Some of the disadvantages of Langstroth hives are offset.

We believe that the benefits of Langstroth hives outweigh the downsides, especially for new beekeepers. It is critical to have easy access to equipment and guidance.

Some Langstroth hive drawbacks may be mitigated by making the following adjustments:
  • For lighter boxes, use all 8-frame medium hive bodies. You'll get rid of the 10 frame deeps, which are substantially heavier. Your back will appreciate it.
  • We suggest that newcomers begin with a foundation since it is the most straightforward. Consider foundationless frames after you're more at ease. You won't need to purchase foundation, there won't be any pollutants, and your comb cells will be natural in size. Regular inspections and appropriate leveling may help prevent cross-combing.

The absence of some standardized components is one disadvantage of 8-frame bodies. Components for 10-frame boxes are easy to come by. However, we have yet to discover if this is a significant issue.

Warré Hive

Abbé Émile Warré, a French priest and beekeeper, invented Warré hives. He developed The People's Hive, which he describes in his book Beekeeping For All, after years of testing.

The Warré beehive is designed to look like how bees create comb in nature. Hive boxes that are vertically stacked are square and uniform in size. The interior of the hive bodies resembles a tree hollow where bees may live.

The boxes are usually exclusively utilized with top bars. However, frames with a top bar and two sidebars but no bottom bar are available. If there are any frames, they do not utilize foundation. The bees construct their comb downward using this pattern.

A quilt box stands above the hive bodies. To absorb moisture from the hive, the quilt box is filled with wood shavings or other material. Between the quilt box and the upper hive body is a fabric or screen. The quilt box will not be attached to the top bars with propolis as a result of this.

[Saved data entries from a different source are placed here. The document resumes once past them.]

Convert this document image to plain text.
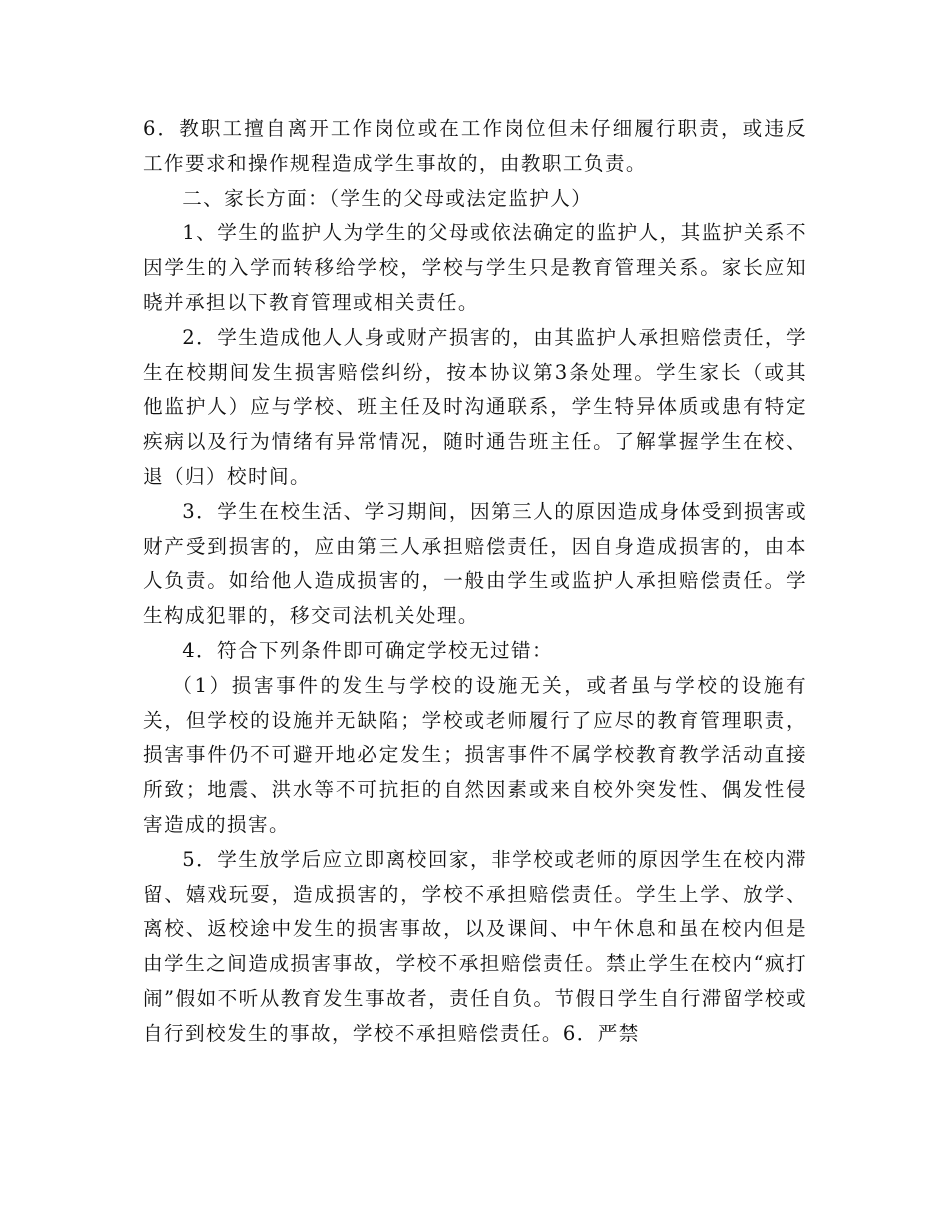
6．教职工擅自离开工作岗位或在工作岗位但未仔细履行职责，或违反工作要求和操作规程造成学生事故的，由教职工负责。

二、家长方面：（学生的父母或法定监护人）

1、学生的监护人为学生的父母或依法确定的监护人，其监护关系不因学生的入学而转移给学校，学校与学生只是教育管理关系。家长应知晓并承担以下教育管理或相关责任。

2．学生造成他人人身或财产损害的，由其监护人承担赔偿责任，学生在校期间发生损害赔偿纠纷，按本协议第3条处理。学生家长（或其他监护人）应与学校、班主任及时沟通联系，学生特异体质或患有特定疾病以及行为情绪有异常情况，随时通告班主任。了解掌握学生在校、退（归）校时间。

3．学生在校生活、学习期间，因第三人的原因造成身体受到损害或财产受到损害的，应由第三人承担赔偿责任，因自身造成损害的，由本人负责。如给他人造成损害的，一般由学生或监护人承担赔偿责任。学生构成犯罪的，移交司法机关处理。

4．符合下列条件即可确定学校无过错：

（1）损害事件的发生与学校的设施无关，或者虽与学校的设施有关，但学校的设施并无缺陷；学校或老师履行了应尽的教育管理职责，损害事件仍不可避开地必定发生；损害事件不属学校教育教学活动直接所致；地震、洪水等不可抗拒的自然因素或来自校外突发性、偶发性侵害造成的损害。

5．学生放学后应立即离校回家，非学校或老师的原因学生在校内滞留、嬉戏玩耍，造成损害的，学校不承担赔偿责任。学生上学、放学、离校、返校途中发生的损害事故，以及课间、中午休息和虽在校内但是由学生之间造成损害事故，学校不承担赔偿责任。禁止学生在校内“疯打闹”假如不听从教育发生事故者，责任自负。节假日学生自行滞留学校或自行到校发生的事故，学校不承担赔偿责任。6．严禁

The hive is ventilated and protected from the elements by gabled roofing. New hive boxes are added to the bottom of a Warré hive, unlike Langstroth hives. This is referred to as nadiring.

The bottom box becomes the brood chamber when the honey stocks rise in this way. The brood is more insulated by being in the bottom boxes. In the colder winter months, bees will also migrate higher to remain warm. They are going up to the stored honey in a Warré hive for nutrition.

Warré hives are designed with the beekeeper in mind. A box or two may be added at the bottom in the spring. A box or two of honey is taken from the top in the autumn.

The Warré Hive's Benefits

  • Warré hives are designed to mimic the natural surroundings of bees.
  • Over the course of a year, hives need little upkeep and allow for very little intervention.
  • The bees create foundationless comb completely on their own.
  • Large Langstroth boxes are heavier and more difficult to move than smaller square boxes.
  • Interchangeable boxes are made possible by consistent box sizes.
  • In the winter, square boxes may be arranged in alternating orientations to reduce drafts and improve heat retention.

In conclusion

We believe that the benefits of the Langstroth hive outweigh the disadvantages, making it the ideal beehive for most new beekeepers.

A Warré or horizontal hive, on the other hand, maybe the perfect beehive for you if the standard Langstroth hive isn't suited for your needs.

There is no reason why you shouldn't have a variety of beehives in your apiary. Each colony is self-contained and will adjust to the conditions you supply.

Feel free to try out other options. It's all in good humor.